Merger of U.S., Chinese firms is cautionary tale

ByABC News
December 26, 2011, 8:10 PM

SHENZHEN, China -- For U.S. investors hoping to cash in on China's booming economy, Huiheng Medical once seemed like a smart bet.

A presentation for investors called the firm China's leading domestic developer and provider of gamma-ray technology for fighting cancer. Investors were also told about strong customer orders and a joint venture that would supply Western expertise and boost growth.

But four years after first listing its shares in the U.S., Huiheng trades on the over-the-counter market for $1.60 a share, down from a peak above $13. Net income fell to $2.3 million last year, a fall-off from a 2007 high of $9 million. And sales are so slow, the firm hopes to explore preserving food with radiation — but says it lacks cash to fund the research.

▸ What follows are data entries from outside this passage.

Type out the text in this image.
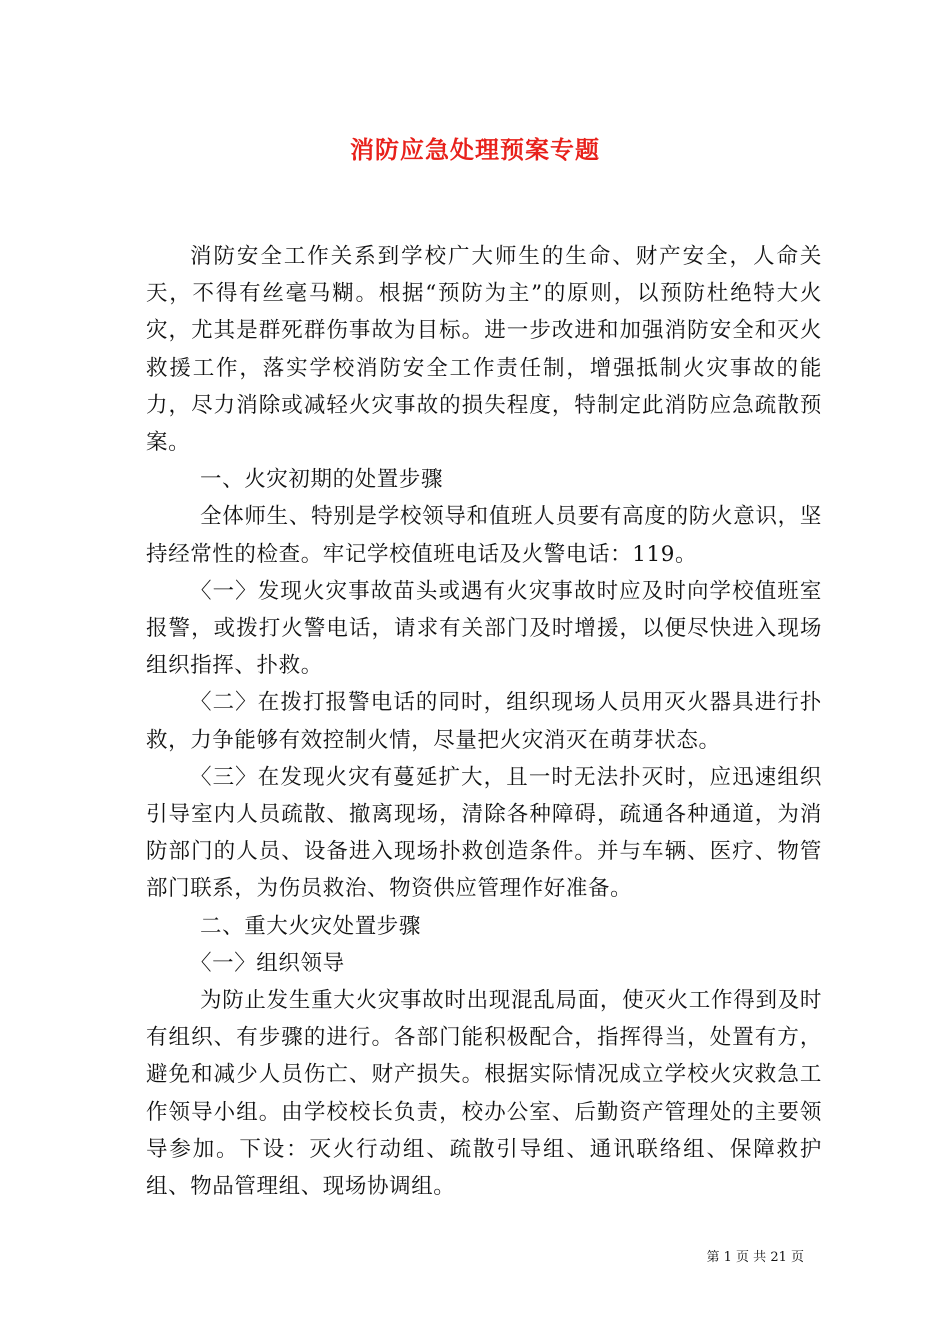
消防应急处理预案专题

消防安全工作关系到学校广大师生的生命、财产安全，人命关天，不得有丝毫马糊。根据“预防为主”的原则，以预防杜绝特大火灾，尤其是群死群伤事故为目标。进一步改进和加强消防安全和灭火救援工作，落实学校消防安全工作责任制，增强抵制火灾事故的能力，尽力消除或减轻火灾事故的损失程度，特制定此消防应急疏散预案。

一、火灾初期的处置步骤

全体师生、特别是学校领导和值班人员要有高度的防火意识，坚持经常性的检查。牢记学校值班电话及火警电话：119。

〈一〉发现火灾事故苗头或遇有火灾事故时应及时向学校值班室报警，或拨打火警电话，请求有关部门及时增援，以便尽快进入现场组织指挥、扑救。

〈二〉在拨打报警电话的同时，组织现场人员用灭火器具进行扑救，力争能够有效控制火情，尽量把火灾消灭在萌芽状态。

〈三〉在发现火灾有蔓延扩大，且一时无法扑灭时，应迅速组织引导室内人员疏散、撤离现场，清除各种障碍，疏通各种通道，为消防部门的人员、设备进入现场扑救创造条件。并与车辆、医疗、物管部门联系，为伤员救治、物资供应管理作好准备。

二、重大火灾处置步骤

〈一〉组织领导

为防止发生重大火灾事故时出现混乱局面，使灭火工作得到及时有组织、有步骤的进行。各部门能积极配合，指挥得当，处置有方，避免和减少人员伤亡、财产损失。根据实际情况成立学校火灾救急工作领导小组。由学校校长负责，校办公室、后勤资产管理处的主要领导参加。下设：灭火行动组、疏散引导组、通讯联络组、保障救护组、物品管理组、现场协调组。

第 1 页 共 21 页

Some of Huiheng's first investors obtained a legal settlement in which the firm bought back their stock after they alleged they'd been duped into buying "essentially worthless" shares.

The firm's latest annual report is so filled with caveats that Michael Santoro, a professor of management and global business at Rutgers University Business School, said a U.S. investor would be hard pressed to "make an intelligent judgment about whether to invest in this company."

"The question for Americans is, does it make sense for a company like this to be accessing our capital markets at all?" asked Santoro, author of China 2020.

Huiheng is one of more than 150 firms based in China or nearby that entered North American securities markets since 2006 through what's called a reverse merger. Though they had no U.S. operations, they took over U.S. shell firms or special-purpose acquisition companies already registered for public stock trading. That enabled them to raise millions in capital without the closer scrutiny focused on more costly initial public stock offerings.

A USA TODAY examination of Huiheng, amid concerns about Chinese reverse-mergers, found:

•The financial backers who helped the firm start trading in the U.S. include father-and-son bankers who have tangled with the federal government and have guided other now-struggling Chinese reverse-merger companies.

•Radiosurgery experts question the firm's effectiveness claims for its technology.

•The company is headquartered in a high-tech area of Shenzhen, one of China's wealthiest cities. But a USA TODAY reporter who observed the five-story building housing its offices from just outside saw two floors that appeared to be empty and a third with open boxes strewn about.

Reverse mergers are a legitimate way to raise capital. But USA TODAY's examination of Huiheng highlights the difficulties investors face as they try to verify the reality behind the financial statements and other claims made by some small international firms.

An SEC warning

The examination comes as a Securities and Exchange Commission working group seeks to tighten regulation of foreign-based firms whose stocks trade only in the U.S. That effort includes a review of auditors, underwriters and other gatekeepers who helped Chinese firms execute reverse mergers. The SEC issued an investor alert about reverse mergers in June, and last month approved rules by the three major U.S. listing markets that raised reverse-merger standards.